The columnist remarks on the humor of what the child wrote, but it also left him with a bitter taste, reading this sad portrait of a Korean father. Apparently getting up early in the morning, coming home late every day, and having to sleep during the weekend are not as important as the refrigerator in the kitchen. Another child wrote: "Dad is the one who loves Mom, puts food in the refrigerator, and feeds the dog."
A father himself, the columnist reflects on his life and his feelings of what a father should be: A father is like a pillar of the house that keeps the roof from coming down; a father is like a camel with a large pack on its back in the desert. He wonders how his children see him. The 2nd grade grammar school child was not describing the families of most Koreans, but there is a difference in the way the fathers of the past related with their family and the way modern fathers are forced to relate in the present.
What do children want from their fathers? He asks. As parents we want to raise children well so they will become good human beings. However, in the future, the child will not consider important that he was brought up in a well-furnished home and given the best things to eat. More importantly, they will remember that they were loved or not loved, that they enjoyed or did not enjoy the company of their father and mother in play and conversation.
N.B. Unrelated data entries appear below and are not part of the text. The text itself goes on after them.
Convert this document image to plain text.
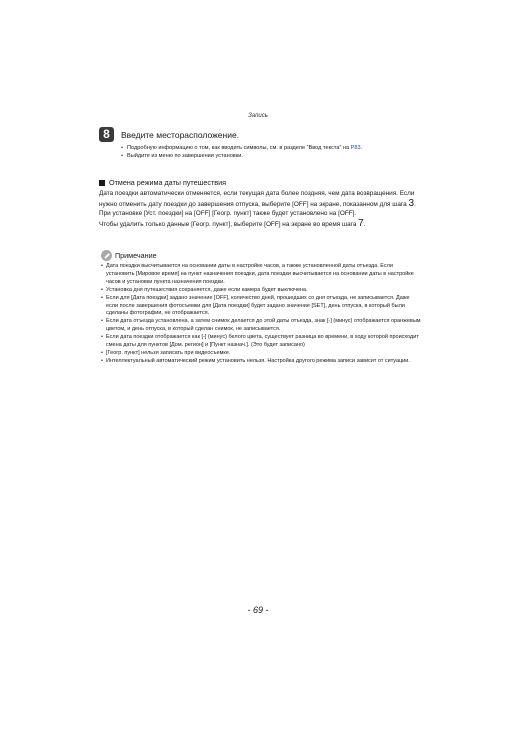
Запись
8	Введите месторасположение.
• Подробную информацию о том, как вводить символы, см. в разделе “Ввод текста” на P83.
• Выйдите из меню по завершении установки.
Отмена режима даты путешествия
Дата поездки автоматически отменяется, если текущая дата более поздняя, чем дата возвращения. Если нужно отменить дату поездки до завершения отпуска, выберите [OFF] на экране, показанном для шага 3. При установке [Уст. поездки] на [OFF] [Геогр. пункт] также будет установлено на [OFF].
Чтобы удалить только данные [Геогр. пункт], выберите [OFF] на экране во время шага 7.
Примечание
• Дата поездки высчитывается на основании даты в настройке часов, а также установленной даты отъезда. Если установить [Мировое время] на пункт назначения поездки, дата поездки высчитывается на основании даты в настройке часов и установки пункта назначения поездки.
• Установка дня путешествия сохраняется, даже если камера будет выключена.
• Если для [Дата поездки] задано значение [OFF], количество дней, прошедших со дня отъезда, не записывается. Даже если после завершения фотосъемки для [Дата поездки] будет задано значение [SET], день отпуска, в который были сделаны фотографии, не отображается.
• Если дата отъезда установлена, а затем снимок делается до этой даты отъезда, знак [-] (минус) отображается оранжевым цветом, и день отпуска, в который сделан снимок, не записывается.
• Если дата поездки отображается как [-] (минус) белого цвета, существует разница во времени, в ходу которой происходит смена даты для пунктов [Дом. регион] и [Пункт назнач.]. (Это будет записано)
• [Геогр. пункт] нельзя записать при видеосъемке.
• Интеллектуальный автоматический режим установить нельзя. Настройка другого режима записи зависит от ситуации.
- 69 -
When returning home from work, there are times, the columnist says, when irritation breaks out on both sides. Children are expecting to be greeted with warmth, and the parent is expecting not to be harassed. He believes that to understand the heart of a parent it is necessary to be a parent. He distinguishes the love of a parent for a child by describing it as a love that "goes down."
"Love that goes down is a one way love but without sadness. Not expecting the object of my love to love me in the way I love them. Happy if the love just doesn't bounce off. No matter what the circumstances it is the love that I have been made to give. It is the love that I have received from above that I give to those below. But at times this love gives pain. It is not a choice but our calling."